Hot News in the Age of Big Data: A Legal History of the Hot News Doctrine and Implications for the Digital Age
September 2015
ISBN-13: 978-1-59332-500-8 / Paperback
Dimensions: 5.5 x 8.5 / x, 214 pages
"Ekstrand provides a robust defense of the [Hot News] doctrine’s continued usefulness in an era defined by the prevalence of instantaneous information.… Delving extensively into the record of International News Service v. Associated Press, the case that birthed the doctrine, Ekstrand makes a persuasive argument that the decision is best understood as a product of its time: a response to then-prevailing ‘historical, technological and social forces.’… Ekstrand’s observations are timely: regulators continue to grapple with the proper degree of protection for creators of time-sensitive information.

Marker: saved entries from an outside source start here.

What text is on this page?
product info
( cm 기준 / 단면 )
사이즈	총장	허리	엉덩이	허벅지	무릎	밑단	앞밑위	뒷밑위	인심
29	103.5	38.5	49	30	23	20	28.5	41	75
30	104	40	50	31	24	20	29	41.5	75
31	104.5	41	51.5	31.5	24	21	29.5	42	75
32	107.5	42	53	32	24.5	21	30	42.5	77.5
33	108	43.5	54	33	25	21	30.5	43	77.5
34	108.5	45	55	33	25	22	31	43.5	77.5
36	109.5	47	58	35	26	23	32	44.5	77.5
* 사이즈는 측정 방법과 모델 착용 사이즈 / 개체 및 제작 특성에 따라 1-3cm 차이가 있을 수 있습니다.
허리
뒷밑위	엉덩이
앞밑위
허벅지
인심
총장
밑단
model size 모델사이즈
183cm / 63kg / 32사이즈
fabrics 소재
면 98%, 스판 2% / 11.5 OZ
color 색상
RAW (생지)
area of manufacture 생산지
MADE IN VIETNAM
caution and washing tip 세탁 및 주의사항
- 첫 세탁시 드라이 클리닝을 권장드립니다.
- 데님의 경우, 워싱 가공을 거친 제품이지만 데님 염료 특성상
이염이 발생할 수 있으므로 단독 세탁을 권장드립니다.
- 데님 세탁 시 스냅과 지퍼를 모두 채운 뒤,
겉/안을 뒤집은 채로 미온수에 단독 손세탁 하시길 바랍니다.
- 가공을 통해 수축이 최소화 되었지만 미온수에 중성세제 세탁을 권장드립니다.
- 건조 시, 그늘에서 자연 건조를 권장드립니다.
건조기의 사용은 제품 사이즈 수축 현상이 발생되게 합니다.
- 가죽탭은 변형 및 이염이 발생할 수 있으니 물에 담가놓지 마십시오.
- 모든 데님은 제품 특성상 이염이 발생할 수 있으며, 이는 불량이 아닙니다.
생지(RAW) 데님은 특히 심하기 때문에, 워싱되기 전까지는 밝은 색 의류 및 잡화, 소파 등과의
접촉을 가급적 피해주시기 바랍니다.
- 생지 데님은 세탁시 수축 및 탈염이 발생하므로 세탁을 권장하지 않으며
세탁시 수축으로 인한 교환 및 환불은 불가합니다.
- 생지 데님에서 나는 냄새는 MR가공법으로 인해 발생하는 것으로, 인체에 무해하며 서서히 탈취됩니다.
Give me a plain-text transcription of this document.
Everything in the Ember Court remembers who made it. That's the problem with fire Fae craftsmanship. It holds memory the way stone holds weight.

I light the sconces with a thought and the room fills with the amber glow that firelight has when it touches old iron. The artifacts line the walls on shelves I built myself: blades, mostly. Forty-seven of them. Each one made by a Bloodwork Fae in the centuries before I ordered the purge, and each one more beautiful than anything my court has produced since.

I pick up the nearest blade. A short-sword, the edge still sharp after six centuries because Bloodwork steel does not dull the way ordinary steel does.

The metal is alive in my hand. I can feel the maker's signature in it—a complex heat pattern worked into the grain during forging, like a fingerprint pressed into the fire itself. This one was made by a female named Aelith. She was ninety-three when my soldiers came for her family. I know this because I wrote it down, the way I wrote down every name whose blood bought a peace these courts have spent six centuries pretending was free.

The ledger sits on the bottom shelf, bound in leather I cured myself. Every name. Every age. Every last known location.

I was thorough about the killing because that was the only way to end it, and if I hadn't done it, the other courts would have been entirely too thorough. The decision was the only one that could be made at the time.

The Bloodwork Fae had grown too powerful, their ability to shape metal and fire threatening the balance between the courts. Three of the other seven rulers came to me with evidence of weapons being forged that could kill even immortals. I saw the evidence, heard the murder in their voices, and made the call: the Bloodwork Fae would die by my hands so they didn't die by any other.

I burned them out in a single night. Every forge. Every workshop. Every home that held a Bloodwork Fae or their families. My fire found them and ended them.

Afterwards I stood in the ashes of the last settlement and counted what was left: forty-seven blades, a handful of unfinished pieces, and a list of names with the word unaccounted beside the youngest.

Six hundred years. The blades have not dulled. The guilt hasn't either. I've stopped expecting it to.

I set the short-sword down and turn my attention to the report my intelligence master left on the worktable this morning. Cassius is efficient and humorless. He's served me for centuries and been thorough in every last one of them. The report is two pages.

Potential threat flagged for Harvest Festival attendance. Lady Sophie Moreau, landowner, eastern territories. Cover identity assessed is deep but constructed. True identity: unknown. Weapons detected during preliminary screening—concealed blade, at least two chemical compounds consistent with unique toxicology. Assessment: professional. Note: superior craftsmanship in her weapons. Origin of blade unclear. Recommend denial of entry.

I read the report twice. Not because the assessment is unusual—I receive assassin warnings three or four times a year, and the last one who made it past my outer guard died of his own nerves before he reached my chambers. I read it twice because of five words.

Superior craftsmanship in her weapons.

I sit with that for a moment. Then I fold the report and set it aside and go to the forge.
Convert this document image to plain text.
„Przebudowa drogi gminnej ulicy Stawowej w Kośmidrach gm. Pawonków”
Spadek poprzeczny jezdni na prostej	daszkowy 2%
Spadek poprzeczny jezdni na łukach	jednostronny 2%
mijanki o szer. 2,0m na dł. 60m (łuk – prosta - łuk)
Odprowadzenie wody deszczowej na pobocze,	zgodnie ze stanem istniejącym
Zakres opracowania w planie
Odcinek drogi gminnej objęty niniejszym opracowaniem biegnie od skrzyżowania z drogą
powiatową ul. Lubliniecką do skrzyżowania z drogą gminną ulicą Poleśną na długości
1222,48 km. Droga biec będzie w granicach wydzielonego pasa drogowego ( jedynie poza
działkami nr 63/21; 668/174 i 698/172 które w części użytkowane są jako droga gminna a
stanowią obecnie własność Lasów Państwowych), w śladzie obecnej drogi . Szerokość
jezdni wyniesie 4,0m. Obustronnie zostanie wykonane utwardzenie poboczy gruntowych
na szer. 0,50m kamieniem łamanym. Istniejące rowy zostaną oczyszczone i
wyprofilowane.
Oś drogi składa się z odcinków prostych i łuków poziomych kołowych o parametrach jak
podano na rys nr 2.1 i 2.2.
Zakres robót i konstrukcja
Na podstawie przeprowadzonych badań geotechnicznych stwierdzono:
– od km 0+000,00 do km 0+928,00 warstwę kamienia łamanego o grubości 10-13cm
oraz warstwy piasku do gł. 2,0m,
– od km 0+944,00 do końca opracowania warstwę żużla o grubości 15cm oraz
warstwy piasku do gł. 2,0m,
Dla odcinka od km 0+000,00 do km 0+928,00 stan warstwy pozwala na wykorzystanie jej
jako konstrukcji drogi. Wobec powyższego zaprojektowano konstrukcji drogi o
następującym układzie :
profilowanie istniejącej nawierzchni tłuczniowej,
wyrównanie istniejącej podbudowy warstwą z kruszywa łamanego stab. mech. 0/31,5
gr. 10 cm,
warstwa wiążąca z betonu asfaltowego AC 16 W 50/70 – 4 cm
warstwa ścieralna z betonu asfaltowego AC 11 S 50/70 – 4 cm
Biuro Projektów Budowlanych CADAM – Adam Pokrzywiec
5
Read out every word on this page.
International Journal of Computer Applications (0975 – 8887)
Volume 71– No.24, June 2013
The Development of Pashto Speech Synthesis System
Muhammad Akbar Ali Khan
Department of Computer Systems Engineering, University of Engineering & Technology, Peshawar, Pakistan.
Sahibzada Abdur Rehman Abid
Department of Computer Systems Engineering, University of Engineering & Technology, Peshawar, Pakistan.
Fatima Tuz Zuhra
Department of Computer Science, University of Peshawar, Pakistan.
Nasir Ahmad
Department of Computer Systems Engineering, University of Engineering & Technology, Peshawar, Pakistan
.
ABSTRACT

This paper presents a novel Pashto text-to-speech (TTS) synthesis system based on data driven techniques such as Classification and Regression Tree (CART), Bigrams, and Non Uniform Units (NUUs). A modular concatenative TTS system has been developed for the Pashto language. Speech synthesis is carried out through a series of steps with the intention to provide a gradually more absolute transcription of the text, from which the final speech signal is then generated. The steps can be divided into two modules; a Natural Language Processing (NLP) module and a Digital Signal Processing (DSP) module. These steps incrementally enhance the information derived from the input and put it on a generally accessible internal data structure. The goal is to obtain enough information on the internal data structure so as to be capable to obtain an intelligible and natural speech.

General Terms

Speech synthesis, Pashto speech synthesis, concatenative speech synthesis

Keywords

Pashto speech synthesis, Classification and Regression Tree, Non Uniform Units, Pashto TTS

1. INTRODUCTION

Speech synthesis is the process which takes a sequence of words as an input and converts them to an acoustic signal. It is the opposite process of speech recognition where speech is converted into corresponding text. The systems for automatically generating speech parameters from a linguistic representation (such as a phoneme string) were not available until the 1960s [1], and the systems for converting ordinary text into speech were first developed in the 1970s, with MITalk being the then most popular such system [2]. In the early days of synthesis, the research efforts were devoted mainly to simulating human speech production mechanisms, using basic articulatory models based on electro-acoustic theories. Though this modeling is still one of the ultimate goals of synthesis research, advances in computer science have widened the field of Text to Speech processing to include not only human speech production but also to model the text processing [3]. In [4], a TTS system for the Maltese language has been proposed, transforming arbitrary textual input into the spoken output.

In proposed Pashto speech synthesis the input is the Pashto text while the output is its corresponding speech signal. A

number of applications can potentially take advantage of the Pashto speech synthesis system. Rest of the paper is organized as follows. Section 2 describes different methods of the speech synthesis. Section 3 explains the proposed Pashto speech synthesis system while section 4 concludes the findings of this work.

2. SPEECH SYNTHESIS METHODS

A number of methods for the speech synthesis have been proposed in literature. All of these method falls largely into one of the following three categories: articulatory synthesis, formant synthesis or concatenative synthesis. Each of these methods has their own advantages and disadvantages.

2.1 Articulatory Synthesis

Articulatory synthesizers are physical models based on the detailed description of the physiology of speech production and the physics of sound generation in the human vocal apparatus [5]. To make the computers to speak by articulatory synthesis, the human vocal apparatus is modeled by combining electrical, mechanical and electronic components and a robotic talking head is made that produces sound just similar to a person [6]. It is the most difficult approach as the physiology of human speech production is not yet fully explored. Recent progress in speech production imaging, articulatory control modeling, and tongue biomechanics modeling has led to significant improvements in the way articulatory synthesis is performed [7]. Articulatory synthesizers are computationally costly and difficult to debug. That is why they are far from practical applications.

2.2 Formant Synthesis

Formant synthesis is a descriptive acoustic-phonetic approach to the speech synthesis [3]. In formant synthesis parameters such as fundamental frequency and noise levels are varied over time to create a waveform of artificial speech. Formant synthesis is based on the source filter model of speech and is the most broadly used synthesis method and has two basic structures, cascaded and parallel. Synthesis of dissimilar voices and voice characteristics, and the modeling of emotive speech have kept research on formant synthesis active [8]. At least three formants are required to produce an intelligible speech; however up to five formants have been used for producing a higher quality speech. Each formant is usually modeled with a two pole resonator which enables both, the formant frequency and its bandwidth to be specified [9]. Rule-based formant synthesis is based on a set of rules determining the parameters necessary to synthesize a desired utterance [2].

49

Hers is a valuable contribution to the debate.” -- Harvard Law Review
The way news and information is gathered, reported, and digested has forever changed, and the increasing emphasis on speed is altering how society receives and acts on the information it processes. This book examines the origin, application, and development of the legal doctrine of “hot news,” which in U.S. law protects the facts of timely news and information for a limited period. It examines the doctrine’s nearly 100-year history and its continued ability to preserve the economic value of news and information for its creators. Though declared dead by some, the doctrine is very much alive as common law and has significant implications for the new age of big data.